A contemporary Catholic reading these verses should resist the temptation to locate the "wicked" only in some distant other. The psalm's power is that Asaph nearly became one of them — he almost succumbed to the logic of verse 11 himself (v. 2–3). The real spiritual danger today is not theoretical atheism but the subtle drift into practical atheism: the professional who cuts ethical corners because the honest colleague is passed over; the Catholic who quietly abandons Sunday Mass because the "successful" people around them clearly don't bother; the young person who concludes that integrity is economically irrational. Psalm 73's verses 4–11 are an invitation to name this temptation clearly, before it metastasizes. The Examen prayer of St. Ignatius of Loyola is one concrete Catholic tool for exactly this: daily, honest examination of where we have begun to reason like the scoffers of verse 11 — measuring God's activity by what is immediately visible and profitable.
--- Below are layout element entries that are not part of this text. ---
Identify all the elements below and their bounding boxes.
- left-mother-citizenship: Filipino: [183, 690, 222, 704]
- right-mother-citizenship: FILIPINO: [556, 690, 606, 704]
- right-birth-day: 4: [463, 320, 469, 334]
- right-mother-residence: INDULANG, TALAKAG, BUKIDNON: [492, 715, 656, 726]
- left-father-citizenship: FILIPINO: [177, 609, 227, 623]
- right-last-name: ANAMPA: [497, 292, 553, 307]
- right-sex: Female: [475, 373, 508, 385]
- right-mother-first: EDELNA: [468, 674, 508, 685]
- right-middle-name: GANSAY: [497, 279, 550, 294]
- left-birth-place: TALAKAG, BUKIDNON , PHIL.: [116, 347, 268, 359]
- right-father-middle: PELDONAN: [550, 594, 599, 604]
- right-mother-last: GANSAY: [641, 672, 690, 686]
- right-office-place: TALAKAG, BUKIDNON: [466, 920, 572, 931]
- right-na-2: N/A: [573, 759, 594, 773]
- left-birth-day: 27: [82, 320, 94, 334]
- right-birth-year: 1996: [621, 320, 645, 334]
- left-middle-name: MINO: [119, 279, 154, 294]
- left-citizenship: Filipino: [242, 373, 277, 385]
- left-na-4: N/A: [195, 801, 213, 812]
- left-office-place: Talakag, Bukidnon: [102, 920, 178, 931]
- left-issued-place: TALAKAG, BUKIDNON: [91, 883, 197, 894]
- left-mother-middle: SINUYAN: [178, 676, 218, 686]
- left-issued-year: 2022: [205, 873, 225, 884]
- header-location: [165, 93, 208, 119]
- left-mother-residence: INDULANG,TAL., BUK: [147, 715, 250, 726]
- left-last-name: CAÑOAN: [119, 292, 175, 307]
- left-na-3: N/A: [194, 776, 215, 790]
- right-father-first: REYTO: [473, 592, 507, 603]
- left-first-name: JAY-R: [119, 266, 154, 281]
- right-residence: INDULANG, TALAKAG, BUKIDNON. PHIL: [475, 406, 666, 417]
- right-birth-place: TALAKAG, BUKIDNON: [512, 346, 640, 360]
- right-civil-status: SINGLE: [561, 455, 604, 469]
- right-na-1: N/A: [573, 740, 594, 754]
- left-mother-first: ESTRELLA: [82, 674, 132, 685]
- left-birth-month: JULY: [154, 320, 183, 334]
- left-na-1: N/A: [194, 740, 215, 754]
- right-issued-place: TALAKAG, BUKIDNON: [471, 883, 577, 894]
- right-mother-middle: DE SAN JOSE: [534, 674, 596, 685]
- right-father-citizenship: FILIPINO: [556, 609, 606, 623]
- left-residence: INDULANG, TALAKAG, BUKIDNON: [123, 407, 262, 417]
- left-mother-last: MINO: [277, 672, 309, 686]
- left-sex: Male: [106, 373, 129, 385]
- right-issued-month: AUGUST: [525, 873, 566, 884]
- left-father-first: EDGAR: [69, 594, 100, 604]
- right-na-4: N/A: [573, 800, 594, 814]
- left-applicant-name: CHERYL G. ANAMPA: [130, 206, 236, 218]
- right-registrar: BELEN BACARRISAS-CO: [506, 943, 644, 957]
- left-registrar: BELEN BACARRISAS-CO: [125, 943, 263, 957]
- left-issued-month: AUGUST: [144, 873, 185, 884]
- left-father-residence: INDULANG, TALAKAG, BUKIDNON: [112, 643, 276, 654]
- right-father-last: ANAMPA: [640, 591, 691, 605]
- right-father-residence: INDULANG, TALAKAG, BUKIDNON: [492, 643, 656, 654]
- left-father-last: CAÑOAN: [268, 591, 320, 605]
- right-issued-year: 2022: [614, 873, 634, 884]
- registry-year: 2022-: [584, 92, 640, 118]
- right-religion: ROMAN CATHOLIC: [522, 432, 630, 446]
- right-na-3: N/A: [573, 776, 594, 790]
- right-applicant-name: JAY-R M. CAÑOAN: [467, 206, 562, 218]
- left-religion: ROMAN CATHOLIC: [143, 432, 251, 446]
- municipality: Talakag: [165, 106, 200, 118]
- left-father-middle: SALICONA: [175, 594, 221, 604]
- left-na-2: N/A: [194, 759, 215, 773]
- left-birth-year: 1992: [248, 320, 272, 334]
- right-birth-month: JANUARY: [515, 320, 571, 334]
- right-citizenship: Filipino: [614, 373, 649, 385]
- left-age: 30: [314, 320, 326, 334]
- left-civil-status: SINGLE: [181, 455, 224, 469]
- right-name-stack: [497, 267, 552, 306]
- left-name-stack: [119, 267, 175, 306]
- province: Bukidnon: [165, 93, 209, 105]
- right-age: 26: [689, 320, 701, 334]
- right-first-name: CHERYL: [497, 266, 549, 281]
Verse 9 — "They have set their mouth in the heavens" This is the theological climax of the catalogue. Their mouths reach to heaven — claiming a domain that belongs only to God — while their tongues strut through the earth. The image is that of a figure who has declared themselves a rival to the divine. The Fathers saw in this verse a prophetic portrait of all human hubris, from Babel (Gen 11) to the Antichrist. Their speech is not merely arrogant; it is deicidal in aspiration — they seek to occupy the space of God.
Verse 10–11 — "Therefore their people return to them… 'How does God know?'" The conclusion to the observable portrait: the wicked attract followers. Their apparent impunity becomes socially contagious. "How does God know? Is there knowledge in the Most High?" — this is not the theoretical atheism of the philosopher but the practical atheism of the comfortable: a functionally godless life dressed in the rhetoric of divine ignorance. The Catechism calls this "practical atheism" — living as if God did not exist, not necessarily denying Him in the abstract (CCC 2125–2126). The scoffers of verse 8 have become the theologians of verse 11, and they are recruiting.